There’s only a downsize: would the record companies invest in promoting songs with low rating?. This would affect the song to the extent of not helping it to become a hit, so, again our beloved maths would be changing the course of events and distorting the model by means of the feedback in flawed data (the reverse, type-II error, could as well happen, bad songs evaluated as possible hits being highly promoted and succeeding). Moreover, if this happens to be in a big scale, innovation in music creation is aborted…, unless… you’re brave and forget the model!.
PS For the Netflix Prize Teams: food for thought.

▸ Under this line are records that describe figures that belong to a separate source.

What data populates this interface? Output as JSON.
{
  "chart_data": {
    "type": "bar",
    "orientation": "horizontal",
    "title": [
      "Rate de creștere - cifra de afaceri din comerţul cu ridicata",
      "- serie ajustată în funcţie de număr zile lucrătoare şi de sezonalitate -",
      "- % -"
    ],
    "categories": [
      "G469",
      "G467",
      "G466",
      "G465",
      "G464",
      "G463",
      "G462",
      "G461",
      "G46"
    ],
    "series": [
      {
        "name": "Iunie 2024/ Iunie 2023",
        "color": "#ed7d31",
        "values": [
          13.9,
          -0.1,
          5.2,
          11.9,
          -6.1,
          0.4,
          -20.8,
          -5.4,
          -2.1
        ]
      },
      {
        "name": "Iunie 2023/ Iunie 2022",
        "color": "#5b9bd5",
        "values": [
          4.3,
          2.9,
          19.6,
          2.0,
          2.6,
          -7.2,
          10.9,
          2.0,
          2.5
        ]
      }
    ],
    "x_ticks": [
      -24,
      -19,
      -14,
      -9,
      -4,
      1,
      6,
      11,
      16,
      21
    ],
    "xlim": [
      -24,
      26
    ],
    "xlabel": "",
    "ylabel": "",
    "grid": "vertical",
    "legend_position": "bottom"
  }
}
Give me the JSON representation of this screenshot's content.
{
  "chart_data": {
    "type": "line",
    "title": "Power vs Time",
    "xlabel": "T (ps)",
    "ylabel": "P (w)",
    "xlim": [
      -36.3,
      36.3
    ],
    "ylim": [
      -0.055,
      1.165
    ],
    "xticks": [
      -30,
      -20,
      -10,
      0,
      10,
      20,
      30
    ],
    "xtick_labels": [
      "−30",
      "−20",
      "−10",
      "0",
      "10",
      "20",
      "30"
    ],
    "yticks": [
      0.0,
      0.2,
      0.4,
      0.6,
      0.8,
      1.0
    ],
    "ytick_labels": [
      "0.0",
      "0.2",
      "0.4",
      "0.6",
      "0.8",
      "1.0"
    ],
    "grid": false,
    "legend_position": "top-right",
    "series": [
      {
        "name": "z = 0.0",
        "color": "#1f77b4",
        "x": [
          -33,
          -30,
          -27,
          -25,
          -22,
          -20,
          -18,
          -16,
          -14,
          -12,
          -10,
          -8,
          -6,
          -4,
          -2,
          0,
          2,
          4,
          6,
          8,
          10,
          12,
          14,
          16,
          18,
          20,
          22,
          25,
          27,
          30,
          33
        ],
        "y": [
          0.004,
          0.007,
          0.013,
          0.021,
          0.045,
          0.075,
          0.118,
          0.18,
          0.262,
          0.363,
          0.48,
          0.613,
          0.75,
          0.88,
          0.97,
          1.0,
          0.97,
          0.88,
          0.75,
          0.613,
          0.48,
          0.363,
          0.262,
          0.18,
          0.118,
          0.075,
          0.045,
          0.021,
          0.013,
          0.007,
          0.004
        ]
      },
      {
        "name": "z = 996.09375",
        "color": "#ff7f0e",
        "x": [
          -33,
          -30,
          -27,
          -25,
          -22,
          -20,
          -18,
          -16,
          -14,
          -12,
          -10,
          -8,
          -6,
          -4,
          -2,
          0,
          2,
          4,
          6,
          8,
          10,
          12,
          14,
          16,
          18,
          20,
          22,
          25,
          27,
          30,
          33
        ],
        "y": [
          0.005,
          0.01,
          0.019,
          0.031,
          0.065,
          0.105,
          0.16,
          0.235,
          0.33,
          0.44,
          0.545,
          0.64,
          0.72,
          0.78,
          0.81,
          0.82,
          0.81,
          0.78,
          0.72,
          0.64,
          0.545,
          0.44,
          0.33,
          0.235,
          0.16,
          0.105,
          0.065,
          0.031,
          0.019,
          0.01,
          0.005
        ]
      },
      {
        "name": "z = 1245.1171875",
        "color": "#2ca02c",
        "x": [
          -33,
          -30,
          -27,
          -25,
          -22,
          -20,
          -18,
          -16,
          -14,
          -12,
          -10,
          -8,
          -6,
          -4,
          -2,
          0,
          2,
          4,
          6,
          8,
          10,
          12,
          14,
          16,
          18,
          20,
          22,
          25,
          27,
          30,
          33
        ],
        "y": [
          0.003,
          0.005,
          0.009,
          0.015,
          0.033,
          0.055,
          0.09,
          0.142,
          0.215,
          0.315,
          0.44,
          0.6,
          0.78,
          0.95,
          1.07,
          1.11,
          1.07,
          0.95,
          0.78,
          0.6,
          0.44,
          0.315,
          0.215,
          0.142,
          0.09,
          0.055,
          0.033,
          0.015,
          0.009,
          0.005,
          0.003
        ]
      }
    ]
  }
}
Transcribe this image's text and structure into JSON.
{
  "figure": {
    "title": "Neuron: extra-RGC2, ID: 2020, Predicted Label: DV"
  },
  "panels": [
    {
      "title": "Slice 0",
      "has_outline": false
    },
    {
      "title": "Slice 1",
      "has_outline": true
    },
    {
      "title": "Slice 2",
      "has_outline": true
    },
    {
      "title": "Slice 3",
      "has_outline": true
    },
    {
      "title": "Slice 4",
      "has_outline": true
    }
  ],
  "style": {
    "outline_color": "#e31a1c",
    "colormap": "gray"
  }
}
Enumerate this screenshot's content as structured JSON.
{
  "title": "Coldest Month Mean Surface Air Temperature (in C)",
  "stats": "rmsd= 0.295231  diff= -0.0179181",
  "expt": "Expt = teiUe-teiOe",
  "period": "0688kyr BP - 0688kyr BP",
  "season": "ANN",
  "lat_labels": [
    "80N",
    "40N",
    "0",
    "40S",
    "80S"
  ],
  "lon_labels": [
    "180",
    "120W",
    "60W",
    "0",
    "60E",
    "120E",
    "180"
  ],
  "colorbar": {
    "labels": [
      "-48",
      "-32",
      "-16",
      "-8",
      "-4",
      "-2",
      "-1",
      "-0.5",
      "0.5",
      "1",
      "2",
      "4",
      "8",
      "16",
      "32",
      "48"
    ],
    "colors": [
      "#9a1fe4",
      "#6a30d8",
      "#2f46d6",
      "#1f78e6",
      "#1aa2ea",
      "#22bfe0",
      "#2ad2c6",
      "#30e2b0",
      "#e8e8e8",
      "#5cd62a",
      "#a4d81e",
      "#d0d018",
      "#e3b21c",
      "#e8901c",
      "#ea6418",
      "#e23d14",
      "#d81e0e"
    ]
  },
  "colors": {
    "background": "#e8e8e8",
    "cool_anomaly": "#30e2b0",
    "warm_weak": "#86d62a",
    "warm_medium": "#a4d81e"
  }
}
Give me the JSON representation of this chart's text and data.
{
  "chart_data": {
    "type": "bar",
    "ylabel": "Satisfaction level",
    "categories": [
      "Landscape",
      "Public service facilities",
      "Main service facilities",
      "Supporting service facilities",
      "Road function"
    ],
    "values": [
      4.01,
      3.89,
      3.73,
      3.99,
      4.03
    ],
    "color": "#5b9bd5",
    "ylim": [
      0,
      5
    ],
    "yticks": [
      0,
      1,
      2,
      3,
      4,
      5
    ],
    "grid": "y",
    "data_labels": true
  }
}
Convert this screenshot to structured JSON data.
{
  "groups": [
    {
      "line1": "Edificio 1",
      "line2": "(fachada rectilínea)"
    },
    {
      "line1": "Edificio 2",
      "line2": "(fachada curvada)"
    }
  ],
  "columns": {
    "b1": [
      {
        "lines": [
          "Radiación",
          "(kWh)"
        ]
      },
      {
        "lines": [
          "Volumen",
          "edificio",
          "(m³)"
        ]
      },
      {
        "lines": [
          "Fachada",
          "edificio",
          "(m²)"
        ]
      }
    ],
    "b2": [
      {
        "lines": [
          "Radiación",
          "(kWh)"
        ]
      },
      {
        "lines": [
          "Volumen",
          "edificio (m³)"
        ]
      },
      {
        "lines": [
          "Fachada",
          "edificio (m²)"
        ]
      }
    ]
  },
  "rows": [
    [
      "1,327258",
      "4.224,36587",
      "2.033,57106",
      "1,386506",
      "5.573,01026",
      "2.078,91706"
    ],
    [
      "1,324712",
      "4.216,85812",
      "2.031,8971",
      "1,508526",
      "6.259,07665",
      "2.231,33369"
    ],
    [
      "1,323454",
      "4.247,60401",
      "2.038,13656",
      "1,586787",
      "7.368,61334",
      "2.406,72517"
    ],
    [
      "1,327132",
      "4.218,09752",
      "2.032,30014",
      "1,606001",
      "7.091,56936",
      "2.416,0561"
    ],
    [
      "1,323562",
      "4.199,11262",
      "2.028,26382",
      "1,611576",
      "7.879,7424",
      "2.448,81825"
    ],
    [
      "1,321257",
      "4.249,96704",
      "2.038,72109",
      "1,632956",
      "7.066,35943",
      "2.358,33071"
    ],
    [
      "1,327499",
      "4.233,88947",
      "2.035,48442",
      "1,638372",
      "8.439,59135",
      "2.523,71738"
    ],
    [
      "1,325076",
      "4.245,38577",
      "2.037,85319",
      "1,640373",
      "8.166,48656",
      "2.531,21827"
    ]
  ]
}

Time and again I’m thinking of the errors people commit; yes, commit, not make, I explain you the reason for my assertion.
In statistics, when we have a declared statement (”null hypothesis” we say) we have two options, haven’t we?: to accept, or to reject (actually, we could rephrase and say that rejecting is accepting the “alternative hypothesis”). So, now that comes the shocking info for those alien to statistics: when we make such a decision we are not just exposed to the error of being wrong or right, we are exposed to TWO ERRORS (brilliant, as if life wasn’t hard enough!).
First error (the “common one”) is what we would commit if our decision is to reject the declared statement when this one is right (bollocks!). It’s what we represent with an α and we’d call it “level of significance” (probability of cocking up failing to accept the right statement); usually statisticians play with levels of 5% or 1%, what means the “confidence level” (1-α) is between 95% and 99% (remember, that’s just probability!).
Second error (the “not-so-known-one”) is called “false negative” (β for friends and colleagues), and is committed when we accept the statement and what was right was the alternative one (again, damned!).
And know here comes the trick. Trying to avoid one (or reducing the probability of committing it) would increase your chances of committing the other (so, another Catch 22 in life). So, the only thing that rests us is to use the best of our knowledge and try to control one without exposing us too much to the other (that’s what statistics are for, mate!). Because, my dear colleagues, avoiding the decision, IS NOT A CHANCE!!!.